Girls Burn Brighter by Shobha Rao
This was such a compelling and difficult read. Two girls in India meet and forge a beautiful friendship. After Savitha leaves India because of a horrible crime committed against her, Poornima is forced to marry an indifferent husband and live with his cruel family. When her living situation becomes untenable, Poornima decides she must save herself and find Savitha. I don’t want to spoil the plot, but I will say this is a book about human trafficking. It’s not easy to read, but the characters are so real and courageous and strong that I’m glad I spent time with them.
Nudge: Improving Decisions about Health, Wealth, and Happiness by Richard H. Thaler and Cass R. Sunstein
The first half of the book was an interesting look at all the ways we can be “nudged” by a variety of factors and still believe we are making rational decisions. The second would have resonated more for me if I had been looking for guidance on investing, getting a mortgage, or advising congress on healthcare restructuring. I do think the first half is a good starting point for learning about behavioral economics.
Bel Canto by Ann Patchett
Sometimes you miss out on reading a much-hyped book. This is one I’ve had on my shelf for years, but I’d never gotten around to reading it. Patchett is a glorious writer, as usual, but this wasn’t my favorite of hers. It’s about a group of important people in an unnamed South American country who are gathered to hear an opera singer perform. All goes well until the audience is taken hostage by a guerrilla army.
The Narcissism Epidemic by Jean Twenge and W. Keith Campbell
If you feel like people are more self-centered than ever before, your perception isn’t wrong. Twenge and Campbell point out all the ways the trait of narcissism is encouraged in our culture. It won’t make you feel any better, but it will help identify ways we can all stop building and rewarding narcissism. (Hint: Stop telling kids they are “princesses” or that they are “special.”)
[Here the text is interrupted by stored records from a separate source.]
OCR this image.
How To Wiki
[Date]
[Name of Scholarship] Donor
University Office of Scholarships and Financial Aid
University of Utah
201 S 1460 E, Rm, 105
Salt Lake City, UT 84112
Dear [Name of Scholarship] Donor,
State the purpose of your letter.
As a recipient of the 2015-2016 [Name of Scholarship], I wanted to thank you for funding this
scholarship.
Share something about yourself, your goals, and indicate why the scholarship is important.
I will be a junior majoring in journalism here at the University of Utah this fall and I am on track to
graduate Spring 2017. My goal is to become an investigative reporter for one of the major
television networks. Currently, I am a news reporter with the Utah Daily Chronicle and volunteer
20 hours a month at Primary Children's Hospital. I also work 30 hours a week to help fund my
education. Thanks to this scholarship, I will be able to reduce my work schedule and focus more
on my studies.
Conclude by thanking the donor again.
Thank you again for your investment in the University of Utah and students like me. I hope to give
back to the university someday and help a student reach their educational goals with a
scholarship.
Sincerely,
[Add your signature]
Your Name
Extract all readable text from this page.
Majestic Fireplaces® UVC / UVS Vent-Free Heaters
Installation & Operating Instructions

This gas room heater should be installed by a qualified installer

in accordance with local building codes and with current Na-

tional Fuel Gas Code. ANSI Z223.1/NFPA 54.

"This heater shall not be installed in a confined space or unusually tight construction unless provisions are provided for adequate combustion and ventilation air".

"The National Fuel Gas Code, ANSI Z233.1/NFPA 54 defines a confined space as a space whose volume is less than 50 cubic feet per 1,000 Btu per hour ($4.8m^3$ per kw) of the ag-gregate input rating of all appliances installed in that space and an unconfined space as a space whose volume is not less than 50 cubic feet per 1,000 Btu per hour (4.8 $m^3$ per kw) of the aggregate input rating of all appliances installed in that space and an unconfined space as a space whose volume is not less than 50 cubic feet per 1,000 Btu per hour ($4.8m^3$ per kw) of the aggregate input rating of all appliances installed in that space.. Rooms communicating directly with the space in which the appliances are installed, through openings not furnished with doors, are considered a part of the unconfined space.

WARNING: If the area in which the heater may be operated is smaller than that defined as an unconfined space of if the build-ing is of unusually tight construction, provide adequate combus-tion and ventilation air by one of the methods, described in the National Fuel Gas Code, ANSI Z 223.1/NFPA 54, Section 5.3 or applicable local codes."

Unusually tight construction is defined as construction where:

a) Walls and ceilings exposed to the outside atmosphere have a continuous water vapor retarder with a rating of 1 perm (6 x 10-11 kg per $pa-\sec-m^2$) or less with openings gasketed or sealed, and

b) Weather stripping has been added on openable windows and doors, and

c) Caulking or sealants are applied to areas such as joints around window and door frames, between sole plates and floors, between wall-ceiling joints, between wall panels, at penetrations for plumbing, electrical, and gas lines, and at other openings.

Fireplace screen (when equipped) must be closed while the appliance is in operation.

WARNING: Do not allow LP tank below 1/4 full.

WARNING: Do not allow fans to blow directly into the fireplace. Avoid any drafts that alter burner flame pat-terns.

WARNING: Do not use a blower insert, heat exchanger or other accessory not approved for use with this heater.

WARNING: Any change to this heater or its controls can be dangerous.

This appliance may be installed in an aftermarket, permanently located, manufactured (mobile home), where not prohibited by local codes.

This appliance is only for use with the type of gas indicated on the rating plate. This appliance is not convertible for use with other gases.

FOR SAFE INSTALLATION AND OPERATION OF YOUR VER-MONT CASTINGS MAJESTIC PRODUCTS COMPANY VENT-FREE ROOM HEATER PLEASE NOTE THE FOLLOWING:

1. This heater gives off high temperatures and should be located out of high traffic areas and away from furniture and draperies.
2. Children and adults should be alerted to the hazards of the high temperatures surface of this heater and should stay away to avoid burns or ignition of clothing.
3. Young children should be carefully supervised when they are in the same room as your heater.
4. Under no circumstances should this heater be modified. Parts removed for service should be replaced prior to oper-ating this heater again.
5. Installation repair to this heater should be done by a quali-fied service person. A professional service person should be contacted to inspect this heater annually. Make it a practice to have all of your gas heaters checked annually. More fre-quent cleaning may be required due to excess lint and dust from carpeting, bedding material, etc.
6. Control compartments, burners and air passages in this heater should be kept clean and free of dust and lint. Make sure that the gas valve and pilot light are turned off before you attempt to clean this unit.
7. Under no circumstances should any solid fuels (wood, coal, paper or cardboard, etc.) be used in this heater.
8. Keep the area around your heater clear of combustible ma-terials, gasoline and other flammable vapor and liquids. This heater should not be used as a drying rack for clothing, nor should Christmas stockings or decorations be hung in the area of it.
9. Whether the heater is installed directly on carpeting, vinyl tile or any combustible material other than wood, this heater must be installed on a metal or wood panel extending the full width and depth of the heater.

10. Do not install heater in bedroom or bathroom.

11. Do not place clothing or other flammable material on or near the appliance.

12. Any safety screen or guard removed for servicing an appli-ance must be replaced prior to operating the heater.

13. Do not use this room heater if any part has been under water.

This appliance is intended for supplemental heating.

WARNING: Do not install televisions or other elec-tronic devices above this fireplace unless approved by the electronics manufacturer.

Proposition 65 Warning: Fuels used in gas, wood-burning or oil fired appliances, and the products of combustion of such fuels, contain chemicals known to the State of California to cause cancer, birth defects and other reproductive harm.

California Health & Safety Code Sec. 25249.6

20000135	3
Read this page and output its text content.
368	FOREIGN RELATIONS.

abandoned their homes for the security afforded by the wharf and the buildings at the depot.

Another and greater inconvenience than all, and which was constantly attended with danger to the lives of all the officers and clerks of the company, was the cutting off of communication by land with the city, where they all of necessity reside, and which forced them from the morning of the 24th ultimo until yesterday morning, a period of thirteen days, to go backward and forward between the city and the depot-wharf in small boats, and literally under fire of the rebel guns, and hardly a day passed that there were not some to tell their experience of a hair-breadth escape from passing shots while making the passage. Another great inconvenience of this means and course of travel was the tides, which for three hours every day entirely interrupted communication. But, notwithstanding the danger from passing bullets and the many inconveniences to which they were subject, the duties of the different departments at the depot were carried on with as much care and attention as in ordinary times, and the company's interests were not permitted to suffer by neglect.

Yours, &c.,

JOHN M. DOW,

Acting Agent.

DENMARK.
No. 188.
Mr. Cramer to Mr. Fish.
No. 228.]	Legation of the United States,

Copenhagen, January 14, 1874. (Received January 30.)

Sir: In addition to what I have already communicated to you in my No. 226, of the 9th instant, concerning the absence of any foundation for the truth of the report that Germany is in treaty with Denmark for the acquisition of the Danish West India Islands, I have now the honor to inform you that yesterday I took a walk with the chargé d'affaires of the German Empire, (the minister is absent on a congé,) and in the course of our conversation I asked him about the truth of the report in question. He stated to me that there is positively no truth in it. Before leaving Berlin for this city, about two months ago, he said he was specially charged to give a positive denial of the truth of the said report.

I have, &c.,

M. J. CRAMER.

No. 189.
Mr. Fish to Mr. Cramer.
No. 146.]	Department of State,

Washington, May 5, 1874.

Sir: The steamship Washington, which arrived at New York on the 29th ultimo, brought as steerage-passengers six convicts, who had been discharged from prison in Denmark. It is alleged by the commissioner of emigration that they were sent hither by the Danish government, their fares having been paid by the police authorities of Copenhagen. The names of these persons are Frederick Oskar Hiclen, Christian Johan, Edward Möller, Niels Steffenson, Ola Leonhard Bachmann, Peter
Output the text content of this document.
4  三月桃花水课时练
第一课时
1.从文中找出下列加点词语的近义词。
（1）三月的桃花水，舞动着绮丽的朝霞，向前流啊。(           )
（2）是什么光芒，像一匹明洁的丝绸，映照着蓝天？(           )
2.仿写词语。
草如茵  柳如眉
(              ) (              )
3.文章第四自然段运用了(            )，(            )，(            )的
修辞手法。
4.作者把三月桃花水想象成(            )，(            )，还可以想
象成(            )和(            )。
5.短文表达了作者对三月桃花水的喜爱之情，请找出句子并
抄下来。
This book was written in 2009, so some of the references are pretty dated. The authors talk a lot about MySpace, which is kind of funny now. They also dropped a few fat-phobic comments that revealed more about the authors than the subject matter. Still, it’s worth reading.
The Favorite Daughter by Kaira Rouda
I love books with unreliable and unlikable narrators. Jane Harris may be the most unreliable, unlikable narrator I’ve ever encountered. She’s truly horrible. For that reason, I absolutely loved this book. It was the perfect amount of campy without being corny. It’s a great beach reach–if you don’t mind hanging out with someone you’ll loathe. Jane knows just how to keep you on the hook, never revealing too much, and always making you wonder if maybe she really is the victim.
My favorite book for the first half of the month is Girls Burn Brighter.